July 7, 2020
By FarrPoint Team
Recent news from a number of outlets including the BBC, mentioned as part of a larger story regarding infrastructure, the Climate Change Committee’s (CCC) recommendation that the UK Government should prioritise broadband infrastructure over roads. An opportune comment given that today the UK economy is being supported by the legions of people working from home and significant strain has been removed from our existing road networks and has instead been placed on our communications infrastructure.
The COVID pandemic is beginning to demonstrate what a future workforce could look like and it is no surprise that FTSE boards are looking at their expensive city buildings and wondering if this enforced experiment in mass home working may hold the key to a more agile future. Capital investment vehicles, Local Authorities and Enterprise Agencies are also looking at development and regeneration plans and wondering if they now need the same volume of new office accommodation, or if more flexible spaces may be needed instead. The infrastructure we use to transport people is under strain. Daily reports of train problems were the norm before COVID dominated our 24hr news cycle and so the CCC recommendation has merit. As we understand it, the quote is about prioritisation; the CCC are not saying leave roads to rot, they are just suggesting that now is the time for technology to deliver the promised aims of government policy. To ‘level up’, the country needs to fix access and change what we mean by an economic return in the traditional investment business case.
Assessing the socio-economic return for infrastructure investment is difficult in a centralised governmental system. Decisions are taken at a distance from the impact area and assessments lose their tangibility the further removed from the intervention area they are. National broadband infrastructure projects have been created by successful national policies with support from local delivery engines. They have utilised direct local knowledge to first inform elements of national policy, but equally importantly they have then managed the local incentives and build and helped to drive up adoption. Local knowledge is vital to maintain a consistent approach and adherence to policy. There is also the not insignificant requirement to overcome local deployment challenges such as wayleaves, planning and traffic management, all of which is unmanageable at a national level. The suppliers are encouraged by board structures, investors and shareholders to drive for profit, but a government scheme must benefit society… equally.
To create equality, it is vital that local bodies, be that local authorities, LEPs or Enterprise Agencies, maintain their ability to make the case for their intervention area and lobby for both private and public investment. A requirement for a build down a certain street in a local town may have 100% importance to the economic or social ambitions of that town, but this 100% drops to single digits when considered against the wider region’s considerations and is well below the decimal point when considered nationally. For the local area’s voice to matter in national conversations it must be an informed voice. It must be able to articulate the vision and need for an area and from this requirement the role of many so-called Digital Teams in councils and enterprise bodies across the UK have come to the fore with some councils having gone as far as creating their own supplier initiatives as is the case in Shetland, for example. Many rural areas of the UK are using digital connectivity to create a greater sense of confidence for citizens that an equatible social and economic quality of life can be achieved remote from urban centres. This reduces a perceived need to move away from rural areas that, in turn, are only sustained and sustainable with a diverse human population. Directly supporting economic, health and educational needs is at the heart of maintaining the social wellbeing of such a population and without it our rural heritage is under threat; although some of these wider social and wellbeing elements are not always easy to quantify.

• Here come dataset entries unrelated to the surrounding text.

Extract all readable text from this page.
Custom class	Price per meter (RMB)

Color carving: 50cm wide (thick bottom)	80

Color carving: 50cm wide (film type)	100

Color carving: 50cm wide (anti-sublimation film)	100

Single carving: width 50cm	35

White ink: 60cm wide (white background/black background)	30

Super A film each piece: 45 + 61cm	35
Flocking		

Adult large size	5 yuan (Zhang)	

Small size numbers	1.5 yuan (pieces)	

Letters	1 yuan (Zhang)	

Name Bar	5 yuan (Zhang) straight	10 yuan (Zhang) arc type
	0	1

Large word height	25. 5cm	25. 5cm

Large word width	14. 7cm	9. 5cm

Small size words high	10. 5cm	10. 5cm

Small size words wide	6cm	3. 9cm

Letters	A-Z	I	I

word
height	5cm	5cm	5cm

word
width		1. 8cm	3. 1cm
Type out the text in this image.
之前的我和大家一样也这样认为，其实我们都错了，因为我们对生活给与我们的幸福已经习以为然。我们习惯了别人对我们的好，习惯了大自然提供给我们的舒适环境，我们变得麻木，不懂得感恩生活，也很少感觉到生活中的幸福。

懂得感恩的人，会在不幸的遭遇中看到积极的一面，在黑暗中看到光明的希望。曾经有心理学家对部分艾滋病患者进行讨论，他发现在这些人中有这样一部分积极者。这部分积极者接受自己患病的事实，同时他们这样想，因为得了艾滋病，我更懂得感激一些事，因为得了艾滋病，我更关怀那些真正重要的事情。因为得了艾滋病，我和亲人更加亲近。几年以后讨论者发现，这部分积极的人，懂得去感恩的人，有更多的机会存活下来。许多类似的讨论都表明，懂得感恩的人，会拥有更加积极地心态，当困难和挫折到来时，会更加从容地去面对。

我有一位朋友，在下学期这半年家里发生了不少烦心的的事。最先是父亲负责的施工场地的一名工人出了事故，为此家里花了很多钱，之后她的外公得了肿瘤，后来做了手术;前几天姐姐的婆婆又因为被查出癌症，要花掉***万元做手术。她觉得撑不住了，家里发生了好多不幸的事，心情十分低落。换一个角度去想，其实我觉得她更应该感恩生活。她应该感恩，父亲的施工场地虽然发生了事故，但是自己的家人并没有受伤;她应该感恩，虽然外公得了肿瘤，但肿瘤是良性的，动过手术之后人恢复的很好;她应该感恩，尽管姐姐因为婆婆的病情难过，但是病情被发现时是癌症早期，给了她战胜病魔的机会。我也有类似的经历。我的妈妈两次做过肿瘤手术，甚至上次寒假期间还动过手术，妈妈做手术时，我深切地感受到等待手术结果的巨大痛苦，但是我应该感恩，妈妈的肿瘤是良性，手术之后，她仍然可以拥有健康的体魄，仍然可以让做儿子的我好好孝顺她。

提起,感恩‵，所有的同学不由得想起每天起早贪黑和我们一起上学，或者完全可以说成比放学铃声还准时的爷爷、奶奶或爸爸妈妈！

Local councils and enterprise bodies are faced with conflicting demands for their limited resources and as a result it would be easy to pull back from direct project and programme involvement. Across the UK there is now a universal service obligation to ensure that access is available to all citizens (with caveats); in Scotland there is a programme to ensure that there is a 30Mbps service available to 100% of properties, and across the UK there is a Shared Rural Network (SRN) project for mobile coverage, a national fibre programme and a future rural based programme to deploy fibre in some of the areas considered uneconomic for commercial build. It would be all too easy to suggest that the work of the local digital team is done and that the national programmes will conclude any outstanding infrastructure requirements - but that will not be the case and evidence of this sits within the council and enterprise body teams themselves. At each intervention the hardest to reach and uneconomic builds are left until the last 5% becomes the almost impossible 0.5%. The local teams have the insight to be able to build-in the last 0.5% into the national plans. They have the local knowledge to help create the economic case for a build or to make the social case for need. There is a real danger that future decisions at a national level will be hampered by a lack of local knowledge now. Those national priorities will be social and economic, they will be e-health and monitoring and they will be about a personal just-in-time economy. The COVID pandemic further emphasises that no citizens should be left out of that discussion and all should have access to the benefits they will bring.